» La désillusion « 

Le maire de Lyon lance un sérieux avertissement à ses camarades socialistes. Et aussi au chef de l’Etat.

Le Vif/L’Express : Après le désastre des européennes, le quinquennat de François Hollande n’est-il pas déjà condamné ?

Gérard Collomb : Il convient que désormais le cap suivi soit clair, qu’il soit lisible pour les Français. Il est vrai que François Hollande partait de loin. Entre un programme socialiste sous-estimant complètement la gravité de la crise et la réalité qu’il a dû affronter, il y avait un abîme. Comment s’étonner de la désillusion des Français ?

Qu’est-ce que le hollandisme ?

Un réformisme qui vivait jusqu’à présent caché pour ne pas déplaire à un certain nombre de membre du PS. Aujourd’hui, il est obligé de se révéler, comme on le dit d’une photo : l’image va se préciser.

Pourquoi le management politique au niveau national semble-t-il si peu adapté aux exigences d’aujourd’hui ?

La vie politique nationale est renfermée sur elle-même. A la tête des partis, à droite comme à gauche, se trouvent des permanents qui passent leur temps à vivre ensemble, mais sont coupés des réalités.

Jean-Marc Ayrault fut maire d’une grande ville avant de diriger le gouvernement.

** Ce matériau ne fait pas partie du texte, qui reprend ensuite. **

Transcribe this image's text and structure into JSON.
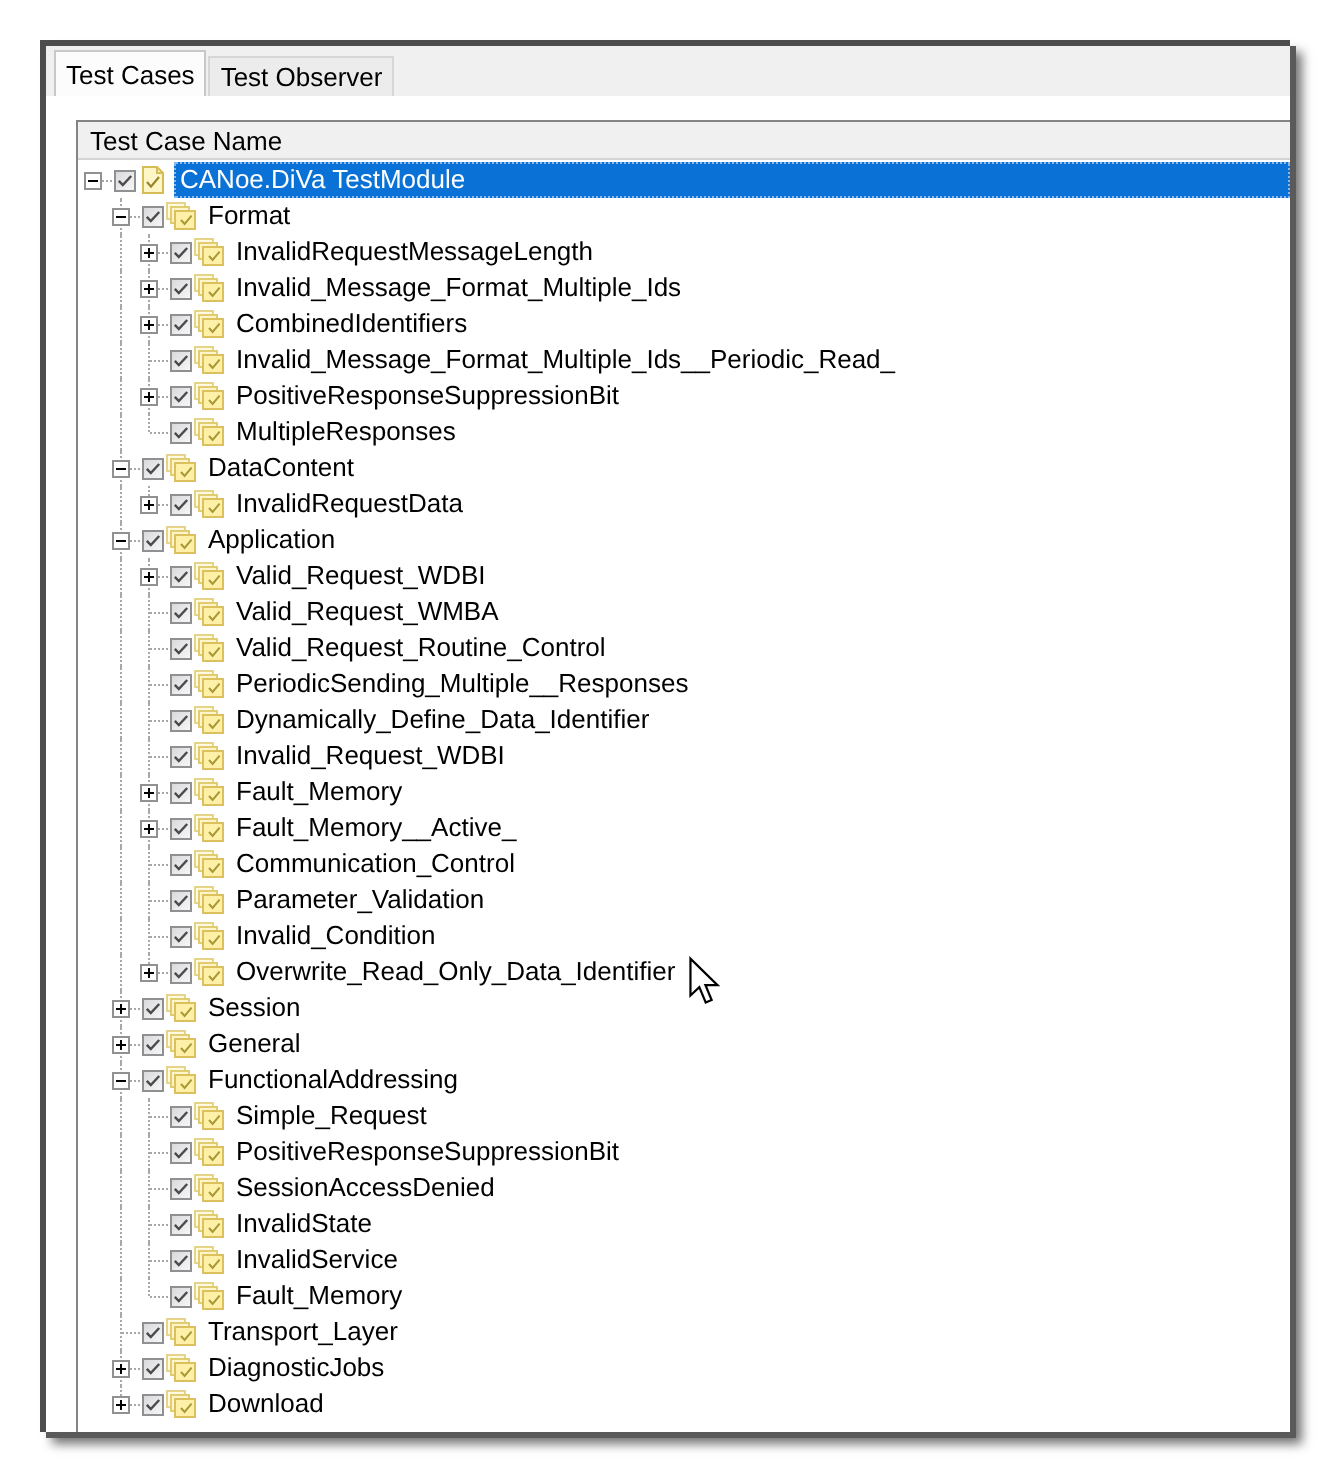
{
  "tabs": [
    {
      "label": "Test Cases",
      "selected": true
    },
    {
      "label": "Test Observer",
      "selected": false
    }
  ],
  "tree": {
    "column": "Test Case Name",
    "items": [
      {
        "label": "CANoe.DiVa TestModule",
        "kind": "module",
        "checked": true,
        "selected": true,
        "hovered": false,
        "expanded": true,
        "children": [
          {
            "label": "Format",
            "kind": "group",
            "checked": true,
            "selected": false,
            "hovered": false,
            "expanded": true,
            "children": [
              {
                "label": "InvalidRequestMessageLength",
                "kind": "group",
                "checked": true,
                "selected": false,
                "hovered": false,
                "expanded": false
              },
              {
                "label": "Invalid_Message_Format_Multiple_Ids",
                "kind": "group",
                "checked": true,
                "selected": false,
                "hovered": false,
                "expanded": false
              },
              {
                "label": "CombinedIdentifiers",
                "kind": "group",
                "checked": true,
                "selected": false,
                "hovered": false,
                "expanded": false
              },
              {
                "label": "Invalid_Message_Format_Multiple_Ids__Periodic_Read_",
                "kind": "group",
                "checked": true,
                "selected": false,
                "hovered": false
              },
              {
                "label": "PositiveResponseSuppressionBit",
                "kind": "group",
                "checked": true,
                "selected": false,
                "hovered": false,
                "expanded": false
              },
              {
                "label": "MultipleResponses",
                "kind": "group",
                "checked": true,
                "selected": false,
                "hovered": false
              }
            ]
          },
          {
            "label": "DataContent",
            "kind": "group",
            "checked": true,
            "selected": false,
            "hovered": false,
            "expanded": true,
            "children": [
              {
                "label": "InvalidRequestData",
                "kind": "group",
                "checked": true,
                "selected": false,
                "hovered": false,
                "expanded": false
              }
            ]
          },
          {
            "label": "Application",
            "kind": "group",
            "checked": true,
            "selected": false,
            "hovered": false,
            "expanded": true,
            "children": [
              {
                "label": "Valid_Request_WDBI",
                "kind": "group",
                "checked": true,
                "selected": false,
                "hovered": false,
                "expanded": false
              },
              {
                "label": "Valid_Request_WMBA",
                "kind": "group",
                "checked": true,
                "selected": false,
                "hovered": false
              },
              {
                "label": "Valid_Request_Routine_Control",
                "kind": "group",
                "checked": true,
                "selected": false,
                "hovered": false
              },
              {
                "label": "PeriodicSending_Multiple__Responses",
                "kind": "group",
                "checked": true,
                "selected": false,
                "hovered": false
              },
              {
                "label": "Dynamically_Define_Data_Identifier",
                "kind": "group",
                "checked": true,
                "selected": false,
                "hovered": false
              },
              {
                "label": "Invalid_Request_WDBI",
                "kind": "group",
                "checked": true,
                "selected": false,
                "hovered": false
              },
              {
                "label": "Fault_Memory",
                "kind": "group",
                "checked": true,
                "selected": false,
                "hovered": false,
                "expanded": false
              },
              {
                "label": "Fault_Memory__Active_",
                "kind": "group",
                "checked": true,
                "selected": false,
                "hovered": false,
                "expanded": false
              },
              {
                "label": "Communication_Control",
                "kind": "group",
                "checked": true,
                "selected": false,
                "hovered": false
              },
              {
                "label": "Parameter_Validation",
                "kind": "group",
                "checked": true,
                "selected": false,
                "hovered": false
              },
              {
                "label": "Invalid_Condition",
                "kind": "group",
                "checked": true,
                "selected": false,
                "hovered": false
              },
              {
                "label": "Overwrite_Read_Only_Data_Identifier",
                "kind": "group",
                "checked": true,
                "selected": false,
                "hovered": true,
                "expanded": false
              }
            ]
          },
          {
            "label": "Session",
            "kind": "group",
            "checked": true,
            "selected": false,
            "hovered": false,
            "expanded": false
          },
          {
            "label": "General",
            "kind": "group",
            "checked": true,
            "selected": false,
            "hovered": false,
            "expanded": false
          },
          {
            "label": "FunctionalAddressing",
            "kind": "group",
            "checked": true,
            "selected": false,
            "hovered": false,
            "expanded": true,
            "children": [
              {
                "label": "Simple_Request",
                "kind": "group",
                "checked": true,
                "selected": false,
                "hovered": false
              },
              {
                "label": "PositiveResponseSuppressionBit",
                "kind": "group",
                "checked": true,
                "selected": false,
                "hovered": false
              },
              {
                "label": "SessionAccessDenied",
                "kind": "group",
                "checked": true,
                "selected": false,
                "hovered": false
              },
              {
                "label": "InvalidState",
                "kind": "group",
                "checked": true,
                "selected": false,
                "hovered": false
              },
              {
                "label": "InvalidService",
                "kind": "group",
                "checked": true,
                "selected": false,
                "hovered": false
              },
              {
                "label": "Fault_Memory",
                "kind": "group",
                "checked": true,
                "selected": false,
                "hovered": false
              }
            ]
          },
          {
            "label": "Transport_Layer",
            "kind": "group",
            "checked": true,
            "selected": false,
            "hovered": false
          },
          {
            "label": "DiagnosticJobs",
            "kind": "group",
            "checked": true,
            "selected": false,
            "hovered": false,
            "expanded": false
          },
          {
            "label": "Download",
            "kind": "group",
            "checked": true,
            "selected": false,
            "hovered": false,
            "expanded": false
          }
        ]
      }
    ]
  }
}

Il semblerait qu’avoir été un bon maire ne garantisse pas d’être un grand Premier ministre…

Etait-il si libre que cela ? A-t-on vraiment appliqué la politique qu’il voulait ? Nous étions tous prisonniers du projet. Je l’avais dit d’emblée à François Hollande :  » Tu sais, avec ce programme, on va se lier les mains, il est totalement décalé par rapport à la crise économique profonde que nous connaissons.  » Mais, au bureau national du PS, tout le monde a voté ce texte, avec deux abstentions : la mienne… et celle de Manuel Valls.

Vous pensez donc que Manuel Valls peut redonner espoir à la majorité ?

Oui. Il est d’ailleurs dans l’examen critique des deux dernières années.

Comment faire en sorte que les trois prochaines années soient des années utiles, alors que les européennes ont montré la faiblesse du socle électoral du PS et que le pouvoir est confronté à un gros déficit en termes de popularité ?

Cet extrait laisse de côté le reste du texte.